Sotterranei del Teatro Valli
sabato 2 novembre 2019, ore 16.30, 17.00, 17.30, 18.00
Giuseppe Chiari | La luce
Tempo Reale
Installazione audiovisiva da una partitura del 1966

progetto luminoso e sonoro Agnese Banti, Francesco Giomi
tecnica Francesco Canavese, Leonardo Rubboli
produzione Tempo Reale – in collaborazione con Progetto Frittelli Arte Contemporanea, Firenze

“Útera”, utopia della creazione

Il suo lavoro spazia dalla musica per ensemble a quella orchestrale, dalle formazioni sperimentali all’elettronica e alla musica per teatro.
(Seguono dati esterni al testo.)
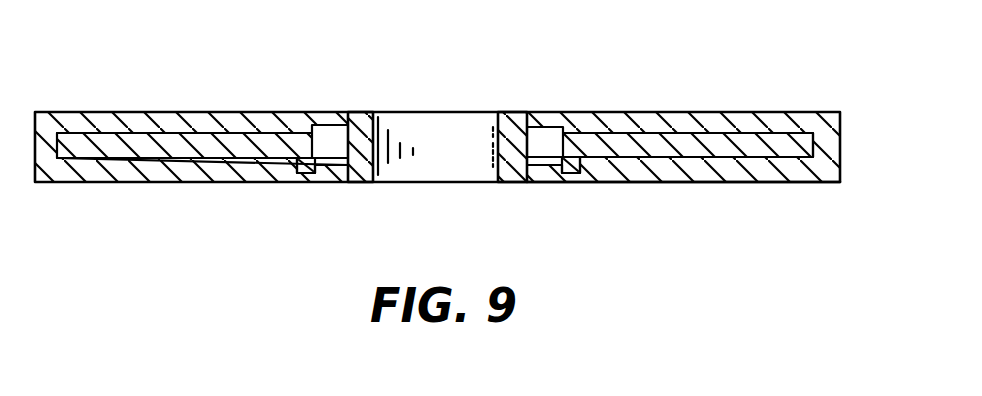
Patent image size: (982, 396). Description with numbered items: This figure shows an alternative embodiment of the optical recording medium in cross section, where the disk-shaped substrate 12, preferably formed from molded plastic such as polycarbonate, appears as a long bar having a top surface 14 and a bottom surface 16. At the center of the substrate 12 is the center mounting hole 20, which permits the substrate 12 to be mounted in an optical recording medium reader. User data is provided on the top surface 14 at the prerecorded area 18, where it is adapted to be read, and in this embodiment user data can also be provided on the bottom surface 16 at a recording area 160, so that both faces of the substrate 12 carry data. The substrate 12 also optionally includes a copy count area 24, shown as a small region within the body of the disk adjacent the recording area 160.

La sua ricerca parte da una visione assoluta del suono. Il suono come materia con la quale tutto è possibile. Le sue composizioni sono eseguite in tutto il modo, dalle rassegne di musica contemporanea ai festival di teatro. Gabriele Marangoni sabato 2 novembre, ore 20.30, presenta al Festival Aperto, in prima assoluta, Ùtera, progetto di immersione sono-visiva.
Con Ùtera – 13 configurazioni per ensemble elettroacustico, performer con sensori biodinamici, video e voci spazializzate – si rinnova così la collaborazione tra Festival Aperto e l’artista, che già nel 2017 aveva portato alla messa in scena a Reggio Emilia di Silent, un altro audace progetto che si proponeva di indagare il suono nella sua presenza e assenza e che prevedeva anche artisti non udenti in scena.
In Ùtera l’integrazione di mezzi espressivi e tecnologici è spinta a un grado tale da trascendere la forma concerto per farsi esperienza sensoriale totale. L’ensemble elettroacustico funziona come un’estensione del corpo umano, ovvero della performer/danzatrice, grazie a sensori biodinamici che trasformano le tensioni muscolari in output atti a modificare il suono in tempo reale.
Artisti dal vivo, live electronics, tecniche di spazializzazione sferica, partitura luminosa: nessun elemento nell’opera esiste a prescindere dall’altro. Lo spazio teatrale si fa pertanto utero sonoro/architettonico, dove, spiega l’artista “il gesto diventa viaggio, l’universo interiorità, la vista pensiero, in un ambiente alimentato dal potenziale umano e dalla tecnologia. Un’utopia della creazione.”

Teatro Cavallerizza
sabato 2 novembre 2019, ore 20.30
Ùtera
di Gabriele Marangoni – prima assoluta
13 Configurazioni per ensemble elettroacustico, performer con sensori biodinamici, video e voci spazializzate

Stefania Tansini perfomer / danzatrice
Secret Theater Ensemble
Coro L’Indaco
Tempo Reale elettronica
Dario Garegnani direttore
produzione Fondazione I Teatri / Festival Aperto

Domenica 3 novembre (ore 20.30) la beat music di Mark Guiliana
Giovane e già riconosciuto fra i maggiori batteristi al mondo, musicista per David Bowie nel suo ultimo album, Mark Guiliana è conosciuto e apprezzato in uno spettro che va dal jazz al rock alla musica elettronica.
Il Festival Aperto lo accoglie domenica 3 novembre (ore 20.30) al Teatro Ariosto in un concerto che lo vede con Chris Morrissey, Nicholas Semrad e Sam Crowe. Con raffinatezza ritmica, vena creativa e originalità di suono, Mark Guiliana sta creando un nuovo idioma batteristico che unisce due virtuosismi: la batteria acustica la programmazione elettronica. In questa direzione di commistione di stili si muove Guiliana con Beat Music, una delle formazioni di cui è leader.


Il giro di collaborazioni di Guiliana include fra gli altri John Medeski, John Scofield, Avishai Cohen, Dave Douglas, Brad Mehldau con cui ha formato il duo Mehliana; e musicisti di provenienze diverse dal jazz come Matt Cameron (Soundgarden, Pearl Jam), la cantante Meshell Ndegeocello, l’artista reggae/hip-hop Matisyahu, il cantante e oudista Dhafer Youssef.
Guiliana è Best Jazz Drummer 2017 per i lettori di ‘Modern Drummer’ e Rising Star per i critici di ‘DownBeat’. ‘Jazz Times’ lo ha definito “un maestro di tecnica dalla rara musicalità, uno dei più influenti batteristi della sua generazione”.
In Blackstar – ultimo straordinario album di David Bowie – il drumming energetico di Guiliana si impone come uno dei motori trainanti del disco.